February 4, 2003 - April 13, 2003

I am always thankful of an experience that helps to undermine my tendency to quickly analyze or categorize. These moments happily take me by surprise. It may be a passing sound I've never heard, or an unusual image created by windshield's reflection, or water that is mysteriously leaking out from a crack in the road. When I encounter something like this it makes my mind go blank. It's as if suddenly my brain has no place to put this experience and the blankness is actually my mind trying to expand to make room for it. For a brief instant I am unhindered by any tendency that takes me away from that moment of befuddlement.


For my show Eviscerating, my aim was to create a situation that offered a similar type of experience to the viewer. I've made the Contemporary Project Gallery appear as if little to no exhibition was present so that your first reaction would be not that of entering an art exhibition, but of encountering a peculiar scene. The space is to look as if it were caught between shows and riddled with technical mishaps.


These mishaps, often the result of an accident or neglect, have an inherent violent quality to them. In Eviscerating this inherent violence relates both visually and thematically to the story printed on show card. The story--which happens to be true--goes like this:


My former girlfriend's father, Rick, was an emergency room surgeon. He would always tell me the same story from when he was a young doctor. It was about a man who had come into the ER late one night who had apparently lost his mind. Fearful of what he might do to himself, Rick had him put into a straight jacket and placed in a room alone. He left the room only for a moment. When he returned no more than five minutes later, the man had freed himself from the straight jacket and had gouged out his own eyes. They were hanging against his face by the optical nerves. Rick would end the story each time by theatrically gazing off into the distance and say, "It was as if he were trying to free himself from himself." He would then say that he's never seen anything like it since.


The elements in the exhibition have been gouged out of the architecture in a similar manner to that of the patient, possibly in an attempt to separate themselves from the whole of the museum.
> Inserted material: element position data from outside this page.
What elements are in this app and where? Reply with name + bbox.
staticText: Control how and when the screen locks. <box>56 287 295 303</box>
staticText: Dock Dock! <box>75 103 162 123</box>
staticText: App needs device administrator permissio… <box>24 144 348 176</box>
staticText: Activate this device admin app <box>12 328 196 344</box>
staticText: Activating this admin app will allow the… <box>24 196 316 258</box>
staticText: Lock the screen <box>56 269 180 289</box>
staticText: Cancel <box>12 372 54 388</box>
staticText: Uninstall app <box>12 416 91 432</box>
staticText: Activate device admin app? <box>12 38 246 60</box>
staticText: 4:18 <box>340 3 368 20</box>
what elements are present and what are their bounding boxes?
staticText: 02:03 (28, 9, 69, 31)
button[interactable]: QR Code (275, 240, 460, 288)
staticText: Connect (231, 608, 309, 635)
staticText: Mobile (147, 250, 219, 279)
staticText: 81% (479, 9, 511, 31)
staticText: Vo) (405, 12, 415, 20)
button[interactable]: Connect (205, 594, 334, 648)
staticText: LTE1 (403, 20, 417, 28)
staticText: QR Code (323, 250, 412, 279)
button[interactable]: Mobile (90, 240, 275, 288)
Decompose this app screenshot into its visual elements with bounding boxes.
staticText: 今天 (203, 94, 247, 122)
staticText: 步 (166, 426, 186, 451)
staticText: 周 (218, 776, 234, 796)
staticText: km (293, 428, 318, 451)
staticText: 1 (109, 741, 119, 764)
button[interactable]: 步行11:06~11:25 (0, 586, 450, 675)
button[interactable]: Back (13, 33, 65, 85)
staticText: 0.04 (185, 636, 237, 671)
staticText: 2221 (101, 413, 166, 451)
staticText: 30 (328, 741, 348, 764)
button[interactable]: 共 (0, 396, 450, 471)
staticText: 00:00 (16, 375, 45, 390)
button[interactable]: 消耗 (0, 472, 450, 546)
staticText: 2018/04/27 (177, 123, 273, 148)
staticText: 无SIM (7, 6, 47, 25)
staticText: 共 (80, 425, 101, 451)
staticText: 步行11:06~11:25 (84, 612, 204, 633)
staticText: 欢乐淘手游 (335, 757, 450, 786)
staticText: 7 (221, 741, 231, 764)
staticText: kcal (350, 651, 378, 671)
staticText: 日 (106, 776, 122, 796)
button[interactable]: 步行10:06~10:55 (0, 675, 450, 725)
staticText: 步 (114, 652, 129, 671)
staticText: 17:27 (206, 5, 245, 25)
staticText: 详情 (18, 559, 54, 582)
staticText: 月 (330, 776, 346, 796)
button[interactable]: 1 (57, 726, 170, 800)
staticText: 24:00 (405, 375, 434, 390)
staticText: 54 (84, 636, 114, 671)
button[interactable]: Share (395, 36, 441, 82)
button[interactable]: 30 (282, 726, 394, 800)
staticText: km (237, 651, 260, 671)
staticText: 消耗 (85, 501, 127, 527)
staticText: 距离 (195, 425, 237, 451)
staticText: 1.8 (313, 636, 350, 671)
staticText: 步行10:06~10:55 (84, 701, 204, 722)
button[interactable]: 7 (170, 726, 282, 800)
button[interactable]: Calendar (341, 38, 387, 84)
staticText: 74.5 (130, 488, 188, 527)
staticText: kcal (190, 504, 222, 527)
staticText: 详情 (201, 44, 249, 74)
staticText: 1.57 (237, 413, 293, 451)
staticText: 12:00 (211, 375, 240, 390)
They exhume an awkward potency for not functioning as normal, be it by accident or neglect, or in this case (and for that of the patient), by force.


If these scenarios were thought to have a role, it would be to subvert. They complicate our better judgment of how something is supposed to be. At best, these moments of shock and befuddlement contaminate our complacencies and help to sharpen our awareness into the endless possibilities that everything is capable of becoming.